We began 2022 with back-to-back winter storms and they sure took their toll on north Georgia.  Our first storm had the Lake Lanier area in its sites. Our nemesis, the cold air “wedge” as it’s called, brought 4 inches of snow and 50-plus mile per hour winds. Some areas also had freezing rain.

The official name is CAD or, Cold Air Damming. This occurs when a cold high pressure system up across New England drives cold air to the south. It is a shallow layer of cold air that behaves very much like water. Our north Georgia mountains act like a dam. The cold air flows in from the Northeast and hugs the ground, becoming locked across Hall County. When warm moist air moves in over the top of the shallow layer of cold air, precipitation first falls and rain, freezing on impact on any ground at or below 32 degrees. As the freezing rain continues to fall through the wedge, it makes it even colder, resulting in the precipitation turning into all snow. January is notorious for this type of “wedge” scenario, and is unique to northeast Georgia.

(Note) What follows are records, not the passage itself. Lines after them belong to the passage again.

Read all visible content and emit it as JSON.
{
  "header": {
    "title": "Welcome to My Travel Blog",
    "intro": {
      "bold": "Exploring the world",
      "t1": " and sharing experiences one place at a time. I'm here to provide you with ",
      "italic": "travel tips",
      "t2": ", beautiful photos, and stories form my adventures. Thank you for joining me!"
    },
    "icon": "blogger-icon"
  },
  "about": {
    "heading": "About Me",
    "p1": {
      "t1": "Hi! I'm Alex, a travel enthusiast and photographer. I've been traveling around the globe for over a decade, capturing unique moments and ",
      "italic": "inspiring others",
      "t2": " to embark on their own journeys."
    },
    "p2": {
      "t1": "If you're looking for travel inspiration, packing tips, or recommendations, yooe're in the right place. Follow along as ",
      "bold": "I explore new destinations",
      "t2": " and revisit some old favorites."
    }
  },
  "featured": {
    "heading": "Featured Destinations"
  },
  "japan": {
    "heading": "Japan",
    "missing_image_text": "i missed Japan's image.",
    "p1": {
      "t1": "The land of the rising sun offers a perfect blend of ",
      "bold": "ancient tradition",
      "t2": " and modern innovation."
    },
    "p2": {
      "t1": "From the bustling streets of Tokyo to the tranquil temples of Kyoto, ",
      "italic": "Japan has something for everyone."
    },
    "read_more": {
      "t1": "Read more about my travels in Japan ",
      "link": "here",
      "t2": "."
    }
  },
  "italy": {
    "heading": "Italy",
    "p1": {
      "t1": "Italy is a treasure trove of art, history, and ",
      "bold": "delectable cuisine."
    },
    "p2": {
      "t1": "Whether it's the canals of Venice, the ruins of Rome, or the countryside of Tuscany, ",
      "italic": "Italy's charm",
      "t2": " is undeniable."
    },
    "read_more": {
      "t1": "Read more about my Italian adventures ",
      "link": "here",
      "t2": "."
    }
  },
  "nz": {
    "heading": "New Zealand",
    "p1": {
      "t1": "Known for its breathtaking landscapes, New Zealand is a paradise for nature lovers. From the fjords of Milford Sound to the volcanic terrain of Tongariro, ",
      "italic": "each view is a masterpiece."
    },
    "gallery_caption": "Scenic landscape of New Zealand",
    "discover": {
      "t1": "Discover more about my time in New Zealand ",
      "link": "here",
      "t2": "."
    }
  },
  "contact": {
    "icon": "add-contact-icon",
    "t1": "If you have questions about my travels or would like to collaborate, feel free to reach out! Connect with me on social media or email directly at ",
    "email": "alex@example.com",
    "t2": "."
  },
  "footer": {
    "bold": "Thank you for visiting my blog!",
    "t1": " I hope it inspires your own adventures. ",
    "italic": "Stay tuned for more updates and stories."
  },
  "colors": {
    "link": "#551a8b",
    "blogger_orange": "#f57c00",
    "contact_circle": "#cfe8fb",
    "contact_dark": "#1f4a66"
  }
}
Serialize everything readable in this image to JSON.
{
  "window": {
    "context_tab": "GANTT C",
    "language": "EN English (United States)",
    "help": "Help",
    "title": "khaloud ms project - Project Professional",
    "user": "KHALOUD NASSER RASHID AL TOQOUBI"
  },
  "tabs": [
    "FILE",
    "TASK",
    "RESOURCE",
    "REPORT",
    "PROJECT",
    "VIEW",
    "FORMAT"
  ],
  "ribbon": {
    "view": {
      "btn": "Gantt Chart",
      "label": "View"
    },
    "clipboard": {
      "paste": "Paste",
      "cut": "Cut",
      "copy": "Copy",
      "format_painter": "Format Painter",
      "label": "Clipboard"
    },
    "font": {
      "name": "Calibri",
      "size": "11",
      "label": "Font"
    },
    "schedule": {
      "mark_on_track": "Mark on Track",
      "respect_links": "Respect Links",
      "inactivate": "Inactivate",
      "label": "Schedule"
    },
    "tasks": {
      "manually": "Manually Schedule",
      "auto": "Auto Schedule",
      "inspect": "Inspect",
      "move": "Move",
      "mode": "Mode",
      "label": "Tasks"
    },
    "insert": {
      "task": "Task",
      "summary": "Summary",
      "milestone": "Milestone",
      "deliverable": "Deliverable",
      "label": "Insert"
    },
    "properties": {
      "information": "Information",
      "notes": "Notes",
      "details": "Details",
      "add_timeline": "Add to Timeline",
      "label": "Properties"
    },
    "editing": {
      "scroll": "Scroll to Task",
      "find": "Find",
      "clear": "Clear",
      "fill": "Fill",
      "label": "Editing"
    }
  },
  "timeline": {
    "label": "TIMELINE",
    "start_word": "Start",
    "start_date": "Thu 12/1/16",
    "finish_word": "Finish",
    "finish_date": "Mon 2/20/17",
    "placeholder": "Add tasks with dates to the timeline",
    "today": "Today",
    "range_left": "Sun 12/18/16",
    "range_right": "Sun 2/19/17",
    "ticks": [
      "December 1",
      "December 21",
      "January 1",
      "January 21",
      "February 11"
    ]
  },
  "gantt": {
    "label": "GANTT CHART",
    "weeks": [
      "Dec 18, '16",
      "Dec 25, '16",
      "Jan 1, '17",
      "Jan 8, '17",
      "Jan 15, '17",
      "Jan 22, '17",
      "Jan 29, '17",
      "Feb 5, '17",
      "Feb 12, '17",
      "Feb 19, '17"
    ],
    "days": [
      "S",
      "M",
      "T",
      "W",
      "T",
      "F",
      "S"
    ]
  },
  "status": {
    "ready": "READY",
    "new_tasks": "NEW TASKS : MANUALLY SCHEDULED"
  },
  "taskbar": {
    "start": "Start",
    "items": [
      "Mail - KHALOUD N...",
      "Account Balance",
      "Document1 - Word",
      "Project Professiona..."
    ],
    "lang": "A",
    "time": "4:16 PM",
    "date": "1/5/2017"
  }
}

As we move into February, our average low is 38 with our average high being 55 degrees. Believe it or not, February is actually the month with the highest snowfall days (0.9 days). One of the most memorable February winter weather events occurred on February 8th, 1973. It got so cold that inches of freezing rain coated the trees. Following the freezing rain, 3-5 inches of snow fell here in northeast Georgia.  Travel was impossible. In middle Georgia we saw 12-18 inches of snow! It was so cold we had flurries in Miami! That was a big one for sure. 1973 was also a La Nina winter, like we are having now. I am not making a prediction of a major ice storm like that, but we’ve had some close calls in January.

Severe storms can and do occur in February too. We experienced a tornado outbreak on February 13-14, 2000. Three deadly tornadoes hit several counties of southwest Georgia, killing 18 and causing extensive damage to neighborhoods on the south edge of Camilla where 11 died, as well as the area north of Meigs where six died. It was the single deadliest tornado outbreak in the United States between June 1999 and October 2002.

What can you take away from all this?  February can bring it all.  It’s a month to really stay weather aware. I am praying the prediction of a warmer month actually happens!